Certainly there is an emergent model for podsafe music. Information wants to be free. But I believe that (Steve's co-host) Doc Searls is right, namely that the traditional model for music distribution is not dead and there will be some level of co-existence for a long time. And I think Gillmor is wrong to play Hey Jude in the background of his podcast (unless perhaps he's engaged in review and commentary). And in the same vein, Adam Curry is wrong to play mash-ups as if they were podsafe. Neither is 'fair use', and neither escapes current copyright restrictions, since I and others are being invited to download the programmes.

Moreover, I think that Gillmor's programme suffers from the 'fog of war' he seems to be declaring on copyright owners and publishers. Namely, the programme falls short of clarifying why radio is in the throes of transformation, what drives this transformation, and how radio is being transformed.

Internet radio is nothing more or less than the delivery of radio programmes via TCP/IP. That delivery can be either live or on-demand. I listen to Virgin Music via Shoutcast live on my Treo phone and that's Internet radio. I listen to downloaded BBC programmes via iPodder or iTunes and that's Internet radio. I listen to BBC live via my Windows Media player (incidentally bypassing their custom HTML player) and that's Internet radio.

In copyright terms, what's different about how I listen is not the Internet versus free-to-air delivery, or the live versus on-demand aspect. It's the packetized streaming versus download aspect. Once 'radio' content is downloaded, any notion of being able to collect royalties on the basis of number of 'listeners' is lost. With this loss of control, copyright owners are naturally reticent to release music for download. And in many cases, they have confused packetized streaming with genuine downloads.

That describes why music copyright holders resist download services, and why most streaming services have only been permitted to offer talk radio and not music programmes. But with the advent of podcasting, a new force is unleashed, and that is the ability of the podcatchers to aggregate listeners in sufficient quantity that some musicians will prefer to go direct in order to build a following. Thus they release music outside the traditional distribution system, ie- podsafe music.

Podcasting creates a commons for the exchange of music between producers and listeners. But it is not a marketplace because there is no economic model - yet.

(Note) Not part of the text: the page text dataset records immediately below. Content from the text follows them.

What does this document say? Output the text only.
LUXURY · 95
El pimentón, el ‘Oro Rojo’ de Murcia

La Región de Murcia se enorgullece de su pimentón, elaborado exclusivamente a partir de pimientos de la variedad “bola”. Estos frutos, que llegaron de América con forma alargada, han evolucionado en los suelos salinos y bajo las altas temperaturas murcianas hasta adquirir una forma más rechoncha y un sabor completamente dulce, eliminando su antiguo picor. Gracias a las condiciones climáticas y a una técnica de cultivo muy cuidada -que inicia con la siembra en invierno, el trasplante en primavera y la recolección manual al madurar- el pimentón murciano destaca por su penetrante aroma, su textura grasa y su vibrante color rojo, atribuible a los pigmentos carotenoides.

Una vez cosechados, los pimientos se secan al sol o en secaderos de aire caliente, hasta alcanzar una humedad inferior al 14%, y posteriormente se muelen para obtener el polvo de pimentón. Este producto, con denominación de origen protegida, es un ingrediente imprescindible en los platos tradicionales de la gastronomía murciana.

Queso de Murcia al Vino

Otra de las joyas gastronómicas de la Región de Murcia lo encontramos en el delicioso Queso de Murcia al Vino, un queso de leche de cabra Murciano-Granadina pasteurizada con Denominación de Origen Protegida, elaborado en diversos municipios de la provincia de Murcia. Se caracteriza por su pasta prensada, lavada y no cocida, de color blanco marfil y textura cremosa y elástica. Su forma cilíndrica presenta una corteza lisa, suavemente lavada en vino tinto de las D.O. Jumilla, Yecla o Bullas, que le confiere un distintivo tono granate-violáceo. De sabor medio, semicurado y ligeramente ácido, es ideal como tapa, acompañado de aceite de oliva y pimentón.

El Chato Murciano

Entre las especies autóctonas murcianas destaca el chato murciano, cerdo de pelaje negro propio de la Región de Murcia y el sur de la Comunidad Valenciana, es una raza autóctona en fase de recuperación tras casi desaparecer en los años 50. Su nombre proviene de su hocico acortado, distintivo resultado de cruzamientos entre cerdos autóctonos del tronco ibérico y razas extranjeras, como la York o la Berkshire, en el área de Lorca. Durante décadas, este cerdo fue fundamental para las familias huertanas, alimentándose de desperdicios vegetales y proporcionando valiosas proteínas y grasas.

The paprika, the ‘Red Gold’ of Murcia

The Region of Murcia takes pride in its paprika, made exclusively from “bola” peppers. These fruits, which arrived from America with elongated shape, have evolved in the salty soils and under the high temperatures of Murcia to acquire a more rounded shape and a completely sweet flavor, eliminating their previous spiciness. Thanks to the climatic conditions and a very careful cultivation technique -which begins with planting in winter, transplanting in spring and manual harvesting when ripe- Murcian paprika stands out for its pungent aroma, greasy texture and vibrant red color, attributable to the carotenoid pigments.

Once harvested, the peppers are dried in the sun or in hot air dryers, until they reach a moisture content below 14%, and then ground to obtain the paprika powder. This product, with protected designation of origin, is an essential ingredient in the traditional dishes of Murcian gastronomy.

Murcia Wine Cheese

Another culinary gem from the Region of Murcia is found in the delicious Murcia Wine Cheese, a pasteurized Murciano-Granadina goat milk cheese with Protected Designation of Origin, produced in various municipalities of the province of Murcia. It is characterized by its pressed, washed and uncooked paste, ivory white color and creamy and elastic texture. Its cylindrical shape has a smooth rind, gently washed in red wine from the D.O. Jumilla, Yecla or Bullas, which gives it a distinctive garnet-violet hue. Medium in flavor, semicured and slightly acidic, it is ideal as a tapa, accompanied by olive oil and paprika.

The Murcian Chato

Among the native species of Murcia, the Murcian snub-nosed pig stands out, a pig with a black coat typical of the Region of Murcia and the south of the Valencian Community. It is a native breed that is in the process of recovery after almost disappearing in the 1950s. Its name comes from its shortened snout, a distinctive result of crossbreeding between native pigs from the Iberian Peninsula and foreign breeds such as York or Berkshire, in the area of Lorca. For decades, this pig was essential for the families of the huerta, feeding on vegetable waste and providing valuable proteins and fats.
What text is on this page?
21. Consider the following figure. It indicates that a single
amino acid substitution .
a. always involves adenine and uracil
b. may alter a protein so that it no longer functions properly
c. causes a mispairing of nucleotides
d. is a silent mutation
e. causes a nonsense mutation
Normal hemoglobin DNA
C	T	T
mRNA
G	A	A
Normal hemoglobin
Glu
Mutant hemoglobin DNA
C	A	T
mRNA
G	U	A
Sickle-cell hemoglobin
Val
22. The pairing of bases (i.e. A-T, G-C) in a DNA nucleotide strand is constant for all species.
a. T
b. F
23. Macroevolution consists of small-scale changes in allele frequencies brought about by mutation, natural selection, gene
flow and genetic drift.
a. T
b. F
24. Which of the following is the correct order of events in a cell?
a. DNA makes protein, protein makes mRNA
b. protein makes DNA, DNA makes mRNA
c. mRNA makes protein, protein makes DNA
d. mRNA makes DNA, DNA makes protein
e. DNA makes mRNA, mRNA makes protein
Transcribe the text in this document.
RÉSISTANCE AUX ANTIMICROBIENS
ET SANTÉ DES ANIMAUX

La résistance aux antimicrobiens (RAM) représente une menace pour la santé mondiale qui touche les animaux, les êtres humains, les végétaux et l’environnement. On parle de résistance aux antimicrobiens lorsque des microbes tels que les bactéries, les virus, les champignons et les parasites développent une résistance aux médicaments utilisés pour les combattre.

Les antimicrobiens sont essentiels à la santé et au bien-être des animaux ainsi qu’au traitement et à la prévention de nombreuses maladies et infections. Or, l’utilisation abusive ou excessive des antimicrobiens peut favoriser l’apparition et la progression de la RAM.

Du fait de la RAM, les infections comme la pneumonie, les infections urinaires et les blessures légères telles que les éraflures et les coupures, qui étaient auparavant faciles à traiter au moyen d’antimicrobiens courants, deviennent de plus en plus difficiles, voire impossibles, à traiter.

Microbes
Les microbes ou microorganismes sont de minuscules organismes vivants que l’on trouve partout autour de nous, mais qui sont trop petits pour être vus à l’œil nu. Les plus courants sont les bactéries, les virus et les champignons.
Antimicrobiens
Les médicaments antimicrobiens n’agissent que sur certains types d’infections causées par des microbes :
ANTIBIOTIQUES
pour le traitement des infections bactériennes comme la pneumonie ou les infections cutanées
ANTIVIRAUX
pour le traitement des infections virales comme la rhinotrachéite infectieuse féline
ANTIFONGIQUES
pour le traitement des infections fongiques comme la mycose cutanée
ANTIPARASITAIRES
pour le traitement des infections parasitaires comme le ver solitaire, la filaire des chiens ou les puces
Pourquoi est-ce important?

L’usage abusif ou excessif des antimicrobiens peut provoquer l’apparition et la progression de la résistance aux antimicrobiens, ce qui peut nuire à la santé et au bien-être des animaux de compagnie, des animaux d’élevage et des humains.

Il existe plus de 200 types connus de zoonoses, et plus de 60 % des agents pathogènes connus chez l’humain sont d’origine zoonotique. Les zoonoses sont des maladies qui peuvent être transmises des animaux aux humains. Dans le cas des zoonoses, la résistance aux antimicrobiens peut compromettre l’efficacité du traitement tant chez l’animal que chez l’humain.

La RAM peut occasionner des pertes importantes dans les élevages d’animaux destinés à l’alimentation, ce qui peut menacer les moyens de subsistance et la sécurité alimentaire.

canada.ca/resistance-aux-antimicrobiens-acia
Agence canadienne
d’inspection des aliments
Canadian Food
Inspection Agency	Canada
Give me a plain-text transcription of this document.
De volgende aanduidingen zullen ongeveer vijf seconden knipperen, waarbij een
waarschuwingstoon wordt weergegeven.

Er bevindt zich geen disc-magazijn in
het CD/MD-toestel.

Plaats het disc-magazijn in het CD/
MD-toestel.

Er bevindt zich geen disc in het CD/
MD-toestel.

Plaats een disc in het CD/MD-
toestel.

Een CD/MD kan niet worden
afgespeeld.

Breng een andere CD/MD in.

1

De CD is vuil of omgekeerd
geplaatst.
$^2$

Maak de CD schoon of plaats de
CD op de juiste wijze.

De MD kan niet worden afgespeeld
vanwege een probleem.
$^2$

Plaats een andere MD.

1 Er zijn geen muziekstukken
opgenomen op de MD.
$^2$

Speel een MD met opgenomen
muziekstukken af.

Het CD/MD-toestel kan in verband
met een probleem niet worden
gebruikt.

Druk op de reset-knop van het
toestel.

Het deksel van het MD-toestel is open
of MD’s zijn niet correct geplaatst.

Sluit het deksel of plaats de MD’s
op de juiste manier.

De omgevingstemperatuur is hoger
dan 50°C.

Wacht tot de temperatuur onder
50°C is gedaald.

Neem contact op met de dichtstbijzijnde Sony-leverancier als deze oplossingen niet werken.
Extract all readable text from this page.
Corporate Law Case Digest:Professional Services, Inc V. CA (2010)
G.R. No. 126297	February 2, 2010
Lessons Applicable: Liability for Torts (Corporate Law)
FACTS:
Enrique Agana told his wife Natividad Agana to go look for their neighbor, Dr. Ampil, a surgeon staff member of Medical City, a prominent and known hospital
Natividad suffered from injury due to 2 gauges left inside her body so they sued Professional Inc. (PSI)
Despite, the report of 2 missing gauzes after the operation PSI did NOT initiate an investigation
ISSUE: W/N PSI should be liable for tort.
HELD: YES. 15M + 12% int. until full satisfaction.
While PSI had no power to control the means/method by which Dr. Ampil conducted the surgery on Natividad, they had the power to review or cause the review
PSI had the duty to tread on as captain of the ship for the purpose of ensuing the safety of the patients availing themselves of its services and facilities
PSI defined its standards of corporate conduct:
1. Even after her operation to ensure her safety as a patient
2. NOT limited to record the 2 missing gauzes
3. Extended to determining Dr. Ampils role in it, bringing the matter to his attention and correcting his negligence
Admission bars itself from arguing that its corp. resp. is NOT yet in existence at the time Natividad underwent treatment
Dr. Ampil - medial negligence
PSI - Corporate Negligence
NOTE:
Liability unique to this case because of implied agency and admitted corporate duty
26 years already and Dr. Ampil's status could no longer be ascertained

In the early days of open source software, it was said that open source had no economic model, but that is no longer true. Today, open source integrators charge customers for maintenance and support. In my view, podsafe is going to evolve in a similar manner to open source and other commons-based activities. Podsafe distribution will become the new 'airplay' and while not generating cash directly, will stimulate revenue for artists via subscription services, licensed compilation downloads and even CD sales. Adam Curry can fairly be described as a radio DJ for podsafe music.

Radio is not dead, it is being reborn in a new distribution environment. And this distribution environment is vastly richer than the staid traditional one, with tremendous potential for personal, educational and even corporate broadcasting.